O pernambucano Seu Juca, um dos personagens de Tinta fresca, de Paula Alzugaray e Ricardo van Steen – o melhor documentário nacional em média-metragem da recente edição da Mostra BR de Cinema, que será exibido em São Paulo no Resfest, no sábado 26, e na Mostra do Audiovisual Paulista, na terça-feira 29 –, professa em tom solene que “pintar sua aldeia é tornar-se universal”. Não é possível afirmar se a frase foi adaptada da máxima de Tolstói, já que Seu Juca é um homem simples, que dificilmente teria acesso à obra do escritor russo. Mas uma coisa é certa: a frase sintetiza o objetivo do filme, que é registrar as várias formas de expressão – artísticas ou não – nos espaços urbanos. Durante três anos, a dupla de diretores percorreu as cidades de São Paulo, Rio de Janeiro, Porto Alegre e Recife colhendo imagens de grafites, pinturas, pichações e simples camadas de tinta, tendo como moldura o concreto dos muros, as fachadas de cinema, carrinhos de vendedores ambulantes, paredes de botecos e até portas de banheiros públicos.

“Nossa idéia não foi classificar essas manifestações populares. Nós apenas registramos essa arte efêmera e mostramos que ela conversa com a arte erudita, de galeria”, explica Paula.

Outras conversas seduzem em Tinta fresca, a
começar pelas histórias curiosas de Seu Juca,
que vive de confeccionar cartazes de bares com
pérolas como “O wisky (sic) é o melhor amigo do homem, é o cão engarrafado”. Ou a do sr.

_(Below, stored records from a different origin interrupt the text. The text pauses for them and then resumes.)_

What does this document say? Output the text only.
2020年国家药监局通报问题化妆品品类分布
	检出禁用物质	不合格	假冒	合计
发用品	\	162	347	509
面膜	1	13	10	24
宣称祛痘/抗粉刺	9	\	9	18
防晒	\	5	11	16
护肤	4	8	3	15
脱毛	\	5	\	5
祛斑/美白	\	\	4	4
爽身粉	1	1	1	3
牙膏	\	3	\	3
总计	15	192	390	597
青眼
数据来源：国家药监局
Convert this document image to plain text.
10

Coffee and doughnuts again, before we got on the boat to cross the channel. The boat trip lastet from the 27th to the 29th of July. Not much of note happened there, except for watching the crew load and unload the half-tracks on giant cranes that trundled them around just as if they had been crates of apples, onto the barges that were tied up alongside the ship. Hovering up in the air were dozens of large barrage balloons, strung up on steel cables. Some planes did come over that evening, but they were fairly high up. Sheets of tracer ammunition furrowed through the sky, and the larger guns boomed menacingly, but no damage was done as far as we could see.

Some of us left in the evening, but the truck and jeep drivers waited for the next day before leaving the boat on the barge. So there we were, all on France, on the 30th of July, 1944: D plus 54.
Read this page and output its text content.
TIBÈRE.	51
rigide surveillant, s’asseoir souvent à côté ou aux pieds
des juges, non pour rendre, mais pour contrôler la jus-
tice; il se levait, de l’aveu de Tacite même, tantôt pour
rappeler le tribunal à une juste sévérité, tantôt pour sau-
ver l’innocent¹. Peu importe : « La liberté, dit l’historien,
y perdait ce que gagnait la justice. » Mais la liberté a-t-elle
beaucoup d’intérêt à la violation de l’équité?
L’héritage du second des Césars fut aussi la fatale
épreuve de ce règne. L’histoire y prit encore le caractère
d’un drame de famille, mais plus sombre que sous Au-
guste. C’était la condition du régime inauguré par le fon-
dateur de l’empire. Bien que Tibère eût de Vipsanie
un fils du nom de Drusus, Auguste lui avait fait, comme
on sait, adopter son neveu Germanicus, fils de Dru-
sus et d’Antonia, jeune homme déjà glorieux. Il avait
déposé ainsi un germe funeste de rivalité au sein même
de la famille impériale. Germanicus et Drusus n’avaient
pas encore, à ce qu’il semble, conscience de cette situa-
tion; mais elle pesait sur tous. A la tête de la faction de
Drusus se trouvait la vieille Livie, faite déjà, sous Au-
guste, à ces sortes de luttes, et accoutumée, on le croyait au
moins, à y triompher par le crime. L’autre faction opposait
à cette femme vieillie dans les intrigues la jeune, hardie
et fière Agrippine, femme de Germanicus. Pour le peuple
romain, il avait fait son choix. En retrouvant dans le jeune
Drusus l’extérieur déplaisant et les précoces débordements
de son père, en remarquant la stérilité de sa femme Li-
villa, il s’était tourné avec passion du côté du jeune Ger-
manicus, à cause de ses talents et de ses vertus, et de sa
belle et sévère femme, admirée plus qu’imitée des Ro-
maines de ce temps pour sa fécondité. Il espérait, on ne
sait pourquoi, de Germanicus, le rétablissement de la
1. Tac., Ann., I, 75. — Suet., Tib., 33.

Ling, o
autor das pinturas de filmes do Cine Marabá, no
centro de São Paulo. O diálogo entre anônimos e eruditos acontece ao longo do média-metragem com
o depoimento de artistas plásticos, como Artur Barrio e Marepe. Ainda há espaço para a polêmica, como a discussão sobre a legitimidade das pichações urbanas. Caso do depoimento do pichador Anêmico, que fornece dados para entender um pouco as motivações e a “política territorial” desse universo à margem.